Nem GLAUCO, ANGELI, LAERTE, ADÃO.
Nem CHICO ANYSIO.
Nem CASSETA & PLANETA.
Quem faz humor tem noção da fronteira.
RAFINHA perdeu.
Soberba?
Falta de background cultural ou político?
A desculpa da LIBERDADE DE EXPRESSÃO era uma afronta à História.
E o desdém contra o politicamente correto a munição que faltava.
Afastá-lo foi uma saída corajosa da BAND.

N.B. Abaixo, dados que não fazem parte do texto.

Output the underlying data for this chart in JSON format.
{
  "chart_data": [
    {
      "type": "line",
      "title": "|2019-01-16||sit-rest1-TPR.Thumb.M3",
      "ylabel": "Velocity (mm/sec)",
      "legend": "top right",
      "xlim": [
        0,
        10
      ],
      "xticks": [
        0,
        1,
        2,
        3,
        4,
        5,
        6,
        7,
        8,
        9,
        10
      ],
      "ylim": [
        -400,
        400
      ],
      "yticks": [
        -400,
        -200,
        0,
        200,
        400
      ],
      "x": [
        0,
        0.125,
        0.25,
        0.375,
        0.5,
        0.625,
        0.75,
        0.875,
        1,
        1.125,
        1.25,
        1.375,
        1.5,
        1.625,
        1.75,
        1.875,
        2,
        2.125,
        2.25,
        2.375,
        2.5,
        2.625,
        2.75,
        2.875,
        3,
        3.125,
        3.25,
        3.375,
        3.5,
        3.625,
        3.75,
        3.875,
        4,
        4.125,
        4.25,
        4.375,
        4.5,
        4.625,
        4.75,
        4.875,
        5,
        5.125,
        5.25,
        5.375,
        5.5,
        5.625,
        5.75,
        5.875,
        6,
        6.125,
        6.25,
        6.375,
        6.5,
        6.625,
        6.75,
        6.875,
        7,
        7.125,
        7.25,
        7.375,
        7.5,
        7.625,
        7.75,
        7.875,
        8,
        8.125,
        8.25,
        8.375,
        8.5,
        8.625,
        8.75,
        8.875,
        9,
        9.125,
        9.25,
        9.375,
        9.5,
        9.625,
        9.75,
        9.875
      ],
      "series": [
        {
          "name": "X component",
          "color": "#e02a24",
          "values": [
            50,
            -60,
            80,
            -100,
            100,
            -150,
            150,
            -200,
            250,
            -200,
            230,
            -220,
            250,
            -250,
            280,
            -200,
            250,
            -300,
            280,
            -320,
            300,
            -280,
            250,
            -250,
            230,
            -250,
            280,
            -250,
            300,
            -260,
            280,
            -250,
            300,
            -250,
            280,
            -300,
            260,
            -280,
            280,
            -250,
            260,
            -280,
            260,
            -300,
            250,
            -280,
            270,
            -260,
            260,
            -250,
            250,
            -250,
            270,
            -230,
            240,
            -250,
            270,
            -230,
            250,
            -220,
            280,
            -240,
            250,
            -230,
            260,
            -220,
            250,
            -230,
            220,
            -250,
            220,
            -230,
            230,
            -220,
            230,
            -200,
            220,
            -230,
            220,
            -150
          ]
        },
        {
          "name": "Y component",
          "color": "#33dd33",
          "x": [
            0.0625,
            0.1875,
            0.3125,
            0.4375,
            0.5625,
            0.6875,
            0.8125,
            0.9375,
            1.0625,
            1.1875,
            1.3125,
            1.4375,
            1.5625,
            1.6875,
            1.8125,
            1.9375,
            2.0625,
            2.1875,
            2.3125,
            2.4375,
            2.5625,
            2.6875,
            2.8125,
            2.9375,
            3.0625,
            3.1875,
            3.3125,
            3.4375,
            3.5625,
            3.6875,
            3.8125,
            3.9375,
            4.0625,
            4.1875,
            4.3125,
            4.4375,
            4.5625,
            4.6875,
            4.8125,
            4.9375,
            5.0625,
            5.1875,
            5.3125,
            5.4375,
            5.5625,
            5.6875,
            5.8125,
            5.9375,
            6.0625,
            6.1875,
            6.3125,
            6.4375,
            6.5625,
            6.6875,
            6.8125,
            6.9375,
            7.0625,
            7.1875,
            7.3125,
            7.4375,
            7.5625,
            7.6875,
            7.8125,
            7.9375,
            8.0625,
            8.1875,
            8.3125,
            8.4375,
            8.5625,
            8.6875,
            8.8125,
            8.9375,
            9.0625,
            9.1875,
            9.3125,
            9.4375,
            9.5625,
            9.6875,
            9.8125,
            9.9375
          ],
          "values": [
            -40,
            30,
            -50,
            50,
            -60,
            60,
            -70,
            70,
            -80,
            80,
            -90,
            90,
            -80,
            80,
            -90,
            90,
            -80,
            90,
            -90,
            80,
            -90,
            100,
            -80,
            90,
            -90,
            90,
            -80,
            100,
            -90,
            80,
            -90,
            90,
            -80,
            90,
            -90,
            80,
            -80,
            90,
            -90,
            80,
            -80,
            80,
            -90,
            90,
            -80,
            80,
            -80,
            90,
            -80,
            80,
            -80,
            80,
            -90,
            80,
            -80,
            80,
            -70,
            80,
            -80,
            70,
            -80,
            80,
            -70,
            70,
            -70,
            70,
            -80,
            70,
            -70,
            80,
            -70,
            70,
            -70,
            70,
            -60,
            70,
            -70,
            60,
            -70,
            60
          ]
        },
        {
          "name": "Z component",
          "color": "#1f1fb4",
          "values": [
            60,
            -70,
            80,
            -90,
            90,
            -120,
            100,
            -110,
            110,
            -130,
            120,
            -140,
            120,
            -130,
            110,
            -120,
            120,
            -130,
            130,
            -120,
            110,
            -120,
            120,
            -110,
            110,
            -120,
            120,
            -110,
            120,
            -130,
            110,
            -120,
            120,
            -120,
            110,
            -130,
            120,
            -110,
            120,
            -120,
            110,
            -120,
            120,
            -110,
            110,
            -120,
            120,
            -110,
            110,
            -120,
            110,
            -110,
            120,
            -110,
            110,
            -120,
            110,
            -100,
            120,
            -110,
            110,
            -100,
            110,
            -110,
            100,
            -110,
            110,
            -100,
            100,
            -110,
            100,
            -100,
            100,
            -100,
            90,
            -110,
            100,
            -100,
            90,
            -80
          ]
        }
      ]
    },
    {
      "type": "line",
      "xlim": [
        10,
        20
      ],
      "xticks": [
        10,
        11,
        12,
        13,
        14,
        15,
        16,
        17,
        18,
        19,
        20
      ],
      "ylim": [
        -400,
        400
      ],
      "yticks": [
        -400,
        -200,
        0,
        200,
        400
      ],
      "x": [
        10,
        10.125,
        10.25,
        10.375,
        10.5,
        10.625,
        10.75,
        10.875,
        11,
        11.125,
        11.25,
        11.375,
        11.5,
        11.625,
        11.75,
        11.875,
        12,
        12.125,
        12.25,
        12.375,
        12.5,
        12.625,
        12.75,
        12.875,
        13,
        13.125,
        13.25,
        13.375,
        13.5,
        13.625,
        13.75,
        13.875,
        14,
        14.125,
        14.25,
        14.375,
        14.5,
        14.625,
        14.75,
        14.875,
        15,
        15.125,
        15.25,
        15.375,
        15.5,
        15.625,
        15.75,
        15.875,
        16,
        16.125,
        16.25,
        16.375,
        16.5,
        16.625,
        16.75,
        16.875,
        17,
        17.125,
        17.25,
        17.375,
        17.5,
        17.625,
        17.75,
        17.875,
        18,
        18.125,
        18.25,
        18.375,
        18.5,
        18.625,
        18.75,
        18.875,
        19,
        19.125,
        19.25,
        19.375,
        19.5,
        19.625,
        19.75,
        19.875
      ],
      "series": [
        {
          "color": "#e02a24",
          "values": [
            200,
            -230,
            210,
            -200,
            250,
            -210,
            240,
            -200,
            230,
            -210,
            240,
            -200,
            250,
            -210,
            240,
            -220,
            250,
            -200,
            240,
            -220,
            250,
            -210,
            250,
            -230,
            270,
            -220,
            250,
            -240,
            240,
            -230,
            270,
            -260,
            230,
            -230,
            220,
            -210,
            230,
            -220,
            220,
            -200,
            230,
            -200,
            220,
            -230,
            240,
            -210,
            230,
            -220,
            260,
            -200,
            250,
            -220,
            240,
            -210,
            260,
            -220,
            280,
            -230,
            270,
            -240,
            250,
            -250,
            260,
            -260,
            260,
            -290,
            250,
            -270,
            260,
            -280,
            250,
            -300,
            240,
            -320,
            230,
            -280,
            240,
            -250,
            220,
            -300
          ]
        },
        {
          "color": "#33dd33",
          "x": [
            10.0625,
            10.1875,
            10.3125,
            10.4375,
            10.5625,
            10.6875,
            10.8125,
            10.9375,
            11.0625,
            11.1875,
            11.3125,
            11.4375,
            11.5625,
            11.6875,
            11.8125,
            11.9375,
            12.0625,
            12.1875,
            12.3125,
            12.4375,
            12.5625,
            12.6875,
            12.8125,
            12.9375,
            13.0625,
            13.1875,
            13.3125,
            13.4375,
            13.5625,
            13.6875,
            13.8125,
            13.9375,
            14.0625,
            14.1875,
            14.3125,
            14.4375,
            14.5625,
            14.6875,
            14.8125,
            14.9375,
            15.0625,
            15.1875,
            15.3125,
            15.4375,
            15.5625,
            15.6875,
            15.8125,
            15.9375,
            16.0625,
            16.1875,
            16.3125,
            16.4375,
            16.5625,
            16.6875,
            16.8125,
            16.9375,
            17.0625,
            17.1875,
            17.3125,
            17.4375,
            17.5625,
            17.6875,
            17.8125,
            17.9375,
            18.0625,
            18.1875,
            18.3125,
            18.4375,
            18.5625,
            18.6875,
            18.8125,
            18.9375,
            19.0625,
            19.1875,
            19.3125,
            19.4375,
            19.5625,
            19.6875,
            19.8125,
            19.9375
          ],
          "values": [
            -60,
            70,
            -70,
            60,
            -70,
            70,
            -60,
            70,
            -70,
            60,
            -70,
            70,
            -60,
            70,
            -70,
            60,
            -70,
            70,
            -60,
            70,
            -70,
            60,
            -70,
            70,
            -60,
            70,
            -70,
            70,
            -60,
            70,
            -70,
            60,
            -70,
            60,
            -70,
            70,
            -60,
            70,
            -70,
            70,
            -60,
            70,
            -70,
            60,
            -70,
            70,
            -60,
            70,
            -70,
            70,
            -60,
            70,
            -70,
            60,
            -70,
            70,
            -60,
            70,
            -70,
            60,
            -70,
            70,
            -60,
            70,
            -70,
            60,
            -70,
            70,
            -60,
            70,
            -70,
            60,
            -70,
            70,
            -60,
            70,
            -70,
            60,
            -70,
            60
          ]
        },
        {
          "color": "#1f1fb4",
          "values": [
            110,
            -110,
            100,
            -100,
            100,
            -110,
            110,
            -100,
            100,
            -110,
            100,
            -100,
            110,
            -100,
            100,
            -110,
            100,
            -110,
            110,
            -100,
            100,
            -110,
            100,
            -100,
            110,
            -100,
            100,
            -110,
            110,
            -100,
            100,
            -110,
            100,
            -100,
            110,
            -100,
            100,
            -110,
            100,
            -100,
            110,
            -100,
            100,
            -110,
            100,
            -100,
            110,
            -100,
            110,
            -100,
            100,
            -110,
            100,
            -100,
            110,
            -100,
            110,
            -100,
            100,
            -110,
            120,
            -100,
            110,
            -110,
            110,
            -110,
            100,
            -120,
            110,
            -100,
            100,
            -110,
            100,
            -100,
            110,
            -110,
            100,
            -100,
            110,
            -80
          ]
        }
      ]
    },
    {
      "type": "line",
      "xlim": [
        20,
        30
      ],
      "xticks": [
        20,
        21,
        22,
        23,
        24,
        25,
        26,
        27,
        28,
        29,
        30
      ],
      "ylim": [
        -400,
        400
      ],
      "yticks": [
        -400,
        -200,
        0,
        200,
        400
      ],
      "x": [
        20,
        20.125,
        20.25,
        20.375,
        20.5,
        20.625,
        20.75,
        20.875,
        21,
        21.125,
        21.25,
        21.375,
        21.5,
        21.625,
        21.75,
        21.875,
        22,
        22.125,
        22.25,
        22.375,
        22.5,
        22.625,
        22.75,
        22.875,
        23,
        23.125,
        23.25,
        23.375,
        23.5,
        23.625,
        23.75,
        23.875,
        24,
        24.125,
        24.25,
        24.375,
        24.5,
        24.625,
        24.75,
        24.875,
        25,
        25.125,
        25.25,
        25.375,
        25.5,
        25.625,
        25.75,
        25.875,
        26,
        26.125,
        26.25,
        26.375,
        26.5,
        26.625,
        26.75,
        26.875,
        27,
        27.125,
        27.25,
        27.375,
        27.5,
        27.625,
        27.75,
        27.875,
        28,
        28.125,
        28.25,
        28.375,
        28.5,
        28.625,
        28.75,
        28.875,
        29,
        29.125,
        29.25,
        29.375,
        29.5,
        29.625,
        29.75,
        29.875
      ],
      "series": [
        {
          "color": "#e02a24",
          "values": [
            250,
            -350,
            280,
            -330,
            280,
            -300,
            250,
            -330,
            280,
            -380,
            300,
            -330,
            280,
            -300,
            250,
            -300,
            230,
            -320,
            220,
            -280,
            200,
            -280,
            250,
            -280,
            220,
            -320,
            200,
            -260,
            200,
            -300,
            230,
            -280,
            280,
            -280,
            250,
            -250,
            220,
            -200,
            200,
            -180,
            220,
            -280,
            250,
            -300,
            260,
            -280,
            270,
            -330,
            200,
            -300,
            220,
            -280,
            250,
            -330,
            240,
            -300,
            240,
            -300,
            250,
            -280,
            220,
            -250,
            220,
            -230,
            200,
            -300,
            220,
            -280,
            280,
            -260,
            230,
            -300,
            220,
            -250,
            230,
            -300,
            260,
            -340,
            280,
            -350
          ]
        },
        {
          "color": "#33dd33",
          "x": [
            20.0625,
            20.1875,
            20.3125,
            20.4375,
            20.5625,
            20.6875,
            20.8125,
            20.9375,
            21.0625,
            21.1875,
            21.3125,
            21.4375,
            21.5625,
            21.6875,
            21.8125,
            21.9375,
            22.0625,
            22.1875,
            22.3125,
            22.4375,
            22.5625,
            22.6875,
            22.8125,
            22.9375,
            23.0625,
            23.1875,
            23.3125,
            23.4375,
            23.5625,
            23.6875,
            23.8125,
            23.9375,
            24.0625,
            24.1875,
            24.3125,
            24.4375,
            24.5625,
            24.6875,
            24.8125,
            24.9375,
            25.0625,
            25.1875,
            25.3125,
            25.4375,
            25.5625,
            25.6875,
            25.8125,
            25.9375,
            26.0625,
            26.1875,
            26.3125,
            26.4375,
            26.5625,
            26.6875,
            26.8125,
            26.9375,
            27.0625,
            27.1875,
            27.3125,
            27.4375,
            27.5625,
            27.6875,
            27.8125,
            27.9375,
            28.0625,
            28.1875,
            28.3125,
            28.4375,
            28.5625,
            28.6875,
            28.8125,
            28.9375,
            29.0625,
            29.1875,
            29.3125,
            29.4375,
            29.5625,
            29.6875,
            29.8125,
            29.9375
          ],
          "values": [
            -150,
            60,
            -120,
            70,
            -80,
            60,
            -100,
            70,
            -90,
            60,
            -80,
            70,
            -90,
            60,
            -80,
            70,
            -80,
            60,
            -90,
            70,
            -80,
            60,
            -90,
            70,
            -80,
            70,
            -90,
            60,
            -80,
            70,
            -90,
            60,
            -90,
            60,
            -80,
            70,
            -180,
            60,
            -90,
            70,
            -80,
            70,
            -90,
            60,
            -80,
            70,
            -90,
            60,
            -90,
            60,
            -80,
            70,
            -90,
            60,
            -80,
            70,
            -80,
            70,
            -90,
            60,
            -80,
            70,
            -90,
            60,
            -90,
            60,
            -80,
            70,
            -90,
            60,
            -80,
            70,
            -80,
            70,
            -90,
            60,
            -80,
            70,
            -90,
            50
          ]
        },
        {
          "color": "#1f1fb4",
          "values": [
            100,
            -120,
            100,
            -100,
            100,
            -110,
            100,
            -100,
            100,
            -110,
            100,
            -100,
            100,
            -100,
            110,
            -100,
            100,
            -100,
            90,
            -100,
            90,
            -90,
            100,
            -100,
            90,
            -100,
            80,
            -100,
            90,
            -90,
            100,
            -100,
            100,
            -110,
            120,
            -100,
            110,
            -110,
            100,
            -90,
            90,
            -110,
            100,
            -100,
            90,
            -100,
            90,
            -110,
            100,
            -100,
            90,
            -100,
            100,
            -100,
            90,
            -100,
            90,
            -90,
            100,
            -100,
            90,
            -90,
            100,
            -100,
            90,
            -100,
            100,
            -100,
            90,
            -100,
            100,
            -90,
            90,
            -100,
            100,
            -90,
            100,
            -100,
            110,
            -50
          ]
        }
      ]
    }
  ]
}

Sua conduta manchava o brilho do programa.
Na passeata PELA LIBERDADE, num domingo na Avenida Paulista, ouvi gritarem: “CQC, vai tomar no…” O que me surpreendeu, já que eu imaginava que o programa, com sua ironia política, seu combate à corrupção e descaso público, servisse de exemplo às novas gerações, especialmente aos militantes de causas diversas.
RAFINHA é vítima de uma era em que o meio é da mensagem.
Em que se tuitam as maiores bobagens, sem a censura de uma equipe ou de um editor.
Sem a ajuda de uma hierarquia jornalística, escola com que a maioria dos escritores aprendeu.
Na imprensa escrita, suas derrapadas jamais seriam publicadas.
Como na internet, redes sociais, blogs, somos nossos próprios patrões, cria-se o autor sem editor e controle, sem ética ou manuais de conduta empresarial.
Seu superego é seu dono.
A liberdade da rede pode se tornar danosa aos autores, que não trocam ideias em reuniões de pauta ou redações.
Para ele, a bancada de um programa aio vivo da TV aberta era seu twitter.
E pouco importava a voz da razão e o gosto da audiência.
Na matemática narcisista, quanto mais polêmica, mais seguidores.
Perdeu.
MÔNICA IOZZI foi uma ótima substituta, com sua risada maluca, sua cara distraída, seus olhos esbugalhados.
Além de possibilitar um contra peso às piadas machistas, criar jogo na guerra dos sexos, possibilitar a ironia feminina, abrir campo para o direito de resposta às provocações e cantadas dos colegas.
RAFINHA terá umas férias forçadas para repensar a vida.
E a discussão sobre os limites do humor amadurece.